Pipe Guys

Do the coffee shops you all attend have pipe guys?  By which I mean guys who smoke pipes as opposed to guys working on pipes?  I mean, if you have a coffee shop where the plumbing is in a constant state of flux, I’d recommend trying a different place.  There are a lot to choose from.

No, I’m talking about guys who insist on smoking the most asinine form of tobacco, pipe tobacco.

Before you think it, yes, it smells nice.  But you know what?  They’re fucking outside.  They’re just as much outside as the guy smoking the chocolate-flavored tiparillo, so the scent is irrelevant.

Now, I understand that people need hobbies.  I have hobbies.  God knows I have hobbies.  But you don’t see me sitting on the coffee shop patio surrounded by bizarre wooden boxes and implements and things.  That’s part of the problem with pipes, too.  There are about 80 pieces of equipment you need, and then for each of those pieces of equipment you need a case.  So you have a gross of items splayed out on the table to accomplish something that can be accomplished with ONE item: cigarette.

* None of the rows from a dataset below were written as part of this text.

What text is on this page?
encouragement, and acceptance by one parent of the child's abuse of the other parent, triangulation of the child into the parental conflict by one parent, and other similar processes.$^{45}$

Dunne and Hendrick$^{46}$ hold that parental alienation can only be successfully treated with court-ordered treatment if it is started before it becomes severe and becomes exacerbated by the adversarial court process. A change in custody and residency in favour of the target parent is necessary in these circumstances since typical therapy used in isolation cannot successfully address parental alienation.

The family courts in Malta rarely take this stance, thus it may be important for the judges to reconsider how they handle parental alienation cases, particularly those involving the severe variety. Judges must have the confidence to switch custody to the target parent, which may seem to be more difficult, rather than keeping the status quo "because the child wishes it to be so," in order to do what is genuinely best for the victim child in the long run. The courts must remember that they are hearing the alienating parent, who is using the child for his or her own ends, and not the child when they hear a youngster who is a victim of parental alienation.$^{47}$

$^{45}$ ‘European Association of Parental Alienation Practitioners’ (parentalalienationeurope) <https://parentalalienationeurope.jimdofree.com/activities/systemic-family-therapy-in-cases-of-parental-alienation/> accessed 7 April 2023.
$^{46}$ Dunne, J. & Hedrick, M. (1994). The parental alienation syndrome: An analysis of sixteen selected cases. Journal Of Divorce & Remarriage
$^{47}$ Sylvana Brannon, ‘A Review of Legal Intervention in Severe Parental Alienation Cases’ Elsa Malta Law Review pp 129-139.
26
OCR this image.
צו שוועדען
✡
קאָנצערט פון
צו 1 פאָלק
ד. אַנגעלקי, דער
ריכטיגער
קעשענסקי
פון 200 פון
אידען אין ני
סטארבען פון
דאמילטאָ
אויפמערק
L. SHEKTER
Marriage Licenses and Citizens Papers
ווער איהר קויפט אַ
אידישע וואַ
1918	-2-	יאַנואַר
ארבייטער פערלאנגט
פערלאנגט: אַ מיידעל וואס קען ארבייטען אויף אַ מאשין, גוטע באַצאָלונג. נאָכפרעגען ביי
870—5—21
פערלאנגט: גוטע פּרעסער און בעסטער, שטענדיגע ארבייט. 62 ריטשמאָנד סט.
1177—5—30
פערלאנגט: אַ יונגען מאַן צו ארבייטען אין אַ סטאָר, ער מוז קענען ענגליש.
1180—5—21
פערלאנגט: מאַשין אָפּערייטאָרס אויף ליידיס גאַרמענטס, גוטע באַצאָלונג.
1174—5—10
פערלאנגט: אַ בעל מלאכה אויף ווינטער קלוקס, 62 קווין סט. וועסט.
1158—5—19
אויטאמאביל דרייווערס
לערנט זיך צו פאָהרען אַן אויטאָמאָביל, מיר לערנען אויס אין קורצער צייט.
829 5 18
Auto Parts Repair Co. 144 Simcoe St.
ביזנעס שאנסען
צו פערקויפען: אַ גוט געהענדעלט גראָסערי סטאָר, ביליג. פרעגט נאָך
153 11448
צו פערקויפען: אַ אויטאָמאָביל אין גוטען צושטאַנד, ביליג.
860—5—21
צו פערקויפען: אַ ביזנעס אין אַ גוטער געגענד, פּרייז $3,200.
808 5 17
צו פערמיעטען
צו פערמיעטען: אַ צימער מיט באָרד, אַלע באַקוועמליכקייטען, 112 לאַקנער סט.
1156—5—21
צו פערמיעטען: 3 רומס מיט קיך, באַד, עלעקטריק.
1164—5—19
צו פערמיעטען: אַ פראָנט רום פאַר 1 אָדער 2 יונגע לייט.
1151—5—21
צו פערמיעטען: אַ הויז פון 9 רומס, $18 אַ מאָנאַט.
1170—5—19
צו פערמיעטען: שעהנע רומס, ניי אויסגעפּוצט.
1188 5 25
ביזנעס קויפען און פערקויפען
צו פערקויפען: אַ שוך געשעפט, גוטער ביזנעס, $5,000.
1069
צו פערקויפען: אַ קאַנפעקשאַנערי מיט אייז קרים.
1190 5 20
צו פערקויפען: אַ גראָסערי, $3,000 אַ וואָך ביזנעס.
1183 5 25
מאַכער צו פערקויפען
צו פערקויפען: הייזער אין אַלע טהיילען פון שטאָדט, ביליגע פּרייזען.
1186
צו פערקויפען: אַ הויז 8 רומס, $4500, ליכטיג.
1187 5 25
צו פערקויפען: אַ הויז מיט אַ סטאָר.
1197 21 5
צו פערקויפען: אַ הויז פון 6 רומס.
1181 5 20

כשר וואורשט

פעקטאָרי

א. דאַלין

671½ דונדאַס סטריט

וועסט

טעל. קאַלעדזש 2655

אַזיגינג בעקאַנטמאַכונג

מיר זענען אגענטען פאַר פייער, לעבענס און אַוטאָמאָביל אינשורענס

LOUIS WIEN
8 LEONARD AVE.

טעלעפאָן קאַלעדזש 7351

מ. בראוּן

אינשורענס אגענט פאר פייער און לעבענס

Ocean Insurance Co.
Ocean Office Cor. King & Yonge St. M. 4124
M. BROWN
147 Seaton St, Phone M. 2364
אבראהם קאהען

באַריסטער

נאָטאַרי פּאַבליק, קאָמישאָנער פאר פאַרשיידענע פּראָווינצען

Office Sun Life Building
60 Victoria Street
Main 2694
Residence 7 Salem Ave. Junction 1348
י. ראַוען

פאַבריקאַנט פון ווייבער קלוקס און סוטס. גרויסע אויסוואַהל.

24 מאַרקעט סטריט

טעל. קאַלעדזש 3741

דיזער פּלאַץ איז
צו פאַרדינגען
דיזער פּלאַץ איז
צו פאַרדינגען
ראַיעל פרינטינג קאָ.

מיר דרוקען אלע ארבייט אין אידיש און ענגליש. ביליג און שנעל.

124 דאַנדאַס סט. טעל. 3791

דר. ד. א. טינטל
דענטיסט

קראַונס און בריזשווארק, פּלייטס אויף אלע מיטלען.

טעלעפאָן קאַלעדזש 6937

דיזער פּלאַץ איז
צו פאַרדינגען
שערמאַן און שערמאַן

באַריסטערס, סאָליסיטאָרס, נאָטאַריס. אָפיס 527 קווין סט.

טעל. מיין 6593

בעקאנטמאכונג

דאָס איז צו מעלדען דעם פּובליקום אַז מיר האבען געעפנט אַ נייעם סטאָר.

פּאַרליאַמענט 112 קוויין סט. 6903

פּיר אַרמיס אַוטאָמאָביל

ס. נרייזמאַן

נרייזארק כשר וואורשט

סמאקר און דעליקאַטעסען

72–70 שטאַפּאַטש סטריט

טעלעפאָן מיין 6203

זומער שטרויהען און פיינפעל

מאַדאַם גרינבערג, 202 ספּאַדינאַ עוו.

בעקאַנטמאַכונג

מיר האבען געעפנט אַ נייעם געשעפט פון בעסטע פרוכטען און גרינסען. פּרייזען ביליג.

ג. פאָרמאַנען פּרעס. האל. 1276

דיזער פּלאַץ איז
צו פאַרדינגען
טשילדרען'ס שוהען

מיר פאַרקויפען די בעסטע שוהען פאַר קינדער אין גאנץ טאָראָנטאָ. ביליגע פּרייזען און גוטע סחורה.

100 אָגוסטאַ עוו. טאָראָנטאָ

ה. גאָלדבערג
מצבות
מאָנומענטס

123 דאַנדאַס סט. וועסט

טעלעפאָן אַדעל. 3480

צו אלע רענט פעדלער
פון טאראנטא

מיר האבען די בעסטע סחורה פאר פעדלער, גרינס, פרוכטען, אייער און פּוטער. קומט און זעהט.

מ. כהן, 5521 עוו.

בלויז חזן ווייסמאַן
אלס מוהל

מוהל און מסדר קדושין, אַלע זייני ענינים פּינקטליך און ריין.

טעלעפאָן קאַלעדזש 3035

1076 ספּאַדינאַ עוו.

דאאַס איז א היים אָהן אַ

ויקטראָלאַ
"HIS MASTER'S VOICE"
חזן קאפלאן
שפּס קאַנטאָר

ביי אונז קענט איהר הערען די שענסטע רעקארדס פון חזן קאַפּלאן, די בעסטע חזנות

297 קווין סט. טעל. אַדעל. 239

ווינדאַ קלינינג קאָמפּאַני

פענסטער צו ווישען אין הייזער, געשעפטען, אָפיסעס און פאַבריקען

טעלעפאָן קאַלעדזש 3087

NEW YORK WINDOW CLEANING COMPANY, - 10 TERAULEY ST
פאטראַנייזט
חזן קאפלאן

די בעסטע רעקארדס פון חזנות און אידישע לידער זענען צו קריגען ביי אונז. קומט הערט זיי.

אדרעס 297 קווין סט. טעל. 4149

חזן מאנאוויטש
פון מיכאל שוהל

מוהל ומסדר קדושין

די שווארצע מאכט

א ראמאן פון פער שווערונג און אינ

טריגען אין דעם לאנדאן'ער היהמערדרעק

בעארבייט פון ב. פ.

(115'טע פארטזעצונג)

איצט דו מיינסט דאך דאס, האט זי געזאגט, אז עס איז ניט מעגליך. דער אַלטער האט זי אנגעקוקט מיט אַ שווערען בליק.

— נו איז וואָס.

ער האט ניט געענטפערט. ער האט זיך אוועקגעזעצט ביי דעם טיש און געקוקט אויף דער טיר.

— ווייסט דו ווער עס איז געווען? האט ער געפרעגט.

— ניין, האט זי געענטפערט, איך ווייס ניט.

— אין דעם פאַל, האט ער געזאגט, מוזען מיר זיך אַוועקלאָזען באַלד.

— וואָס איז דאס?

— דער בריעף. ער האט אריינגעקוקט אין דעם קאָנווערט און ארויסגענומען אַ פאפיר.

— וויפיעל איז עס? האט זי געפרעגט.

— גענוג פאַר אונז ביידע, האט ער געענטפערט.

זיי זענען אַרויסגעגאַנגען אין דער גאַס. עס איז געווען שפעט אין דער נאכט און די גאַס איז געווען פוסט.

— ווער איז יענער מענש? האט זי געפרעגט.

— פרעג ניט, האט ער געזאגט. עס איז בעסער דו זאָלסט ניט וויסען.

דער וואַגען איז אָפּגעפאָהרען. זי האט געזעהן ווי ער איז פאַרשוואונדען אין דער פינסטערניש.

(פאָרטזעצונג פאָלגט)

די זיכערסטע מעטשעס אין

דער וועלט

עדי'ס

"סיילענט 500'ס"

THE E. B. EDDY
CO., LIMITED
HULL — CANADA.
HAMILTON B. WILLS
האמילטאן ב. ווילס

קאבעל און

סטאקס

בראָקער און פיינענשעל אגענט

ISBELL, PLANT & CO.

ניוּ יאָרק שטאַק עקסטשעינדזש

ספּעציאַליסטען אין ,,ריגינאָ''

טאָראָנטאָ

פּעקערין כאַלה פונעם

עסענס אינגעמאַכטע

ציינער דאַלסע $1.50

We can go back and forth about whether smoking is cool.  Or we can all just acknowledge that it’s  cool.  Let’s face it.  Would people die to look cool?  Hell yes they would.  I would put myself in a cage with a diseased, furious rhino in order to look about 5% cooler.  So smoking?  No problem.

Pipes, though.  Not cool.

Let’s discuss people who can smoke pipes for a second, people who get a pass.

-People in Tolkien fiction.

Okay, end of list.

The rest of you, knock it off with the stupid pipes.  Or at least prep your pipe before you show up and clean it at home.  I just…I just can’t imagine you in Hobby Lobby, asking where the pipe cleaners are and making sure that the checker girl knows that you’re not buying these for crafts but for their original purpose.  And hint:  Yes, we all kind of guessed that the original purpose of pipe cleaners was pipe cleaning.  So don’t start off with a “Didja Know” unless you want to make someone feel like you’re trying to make someone feel like an asshole.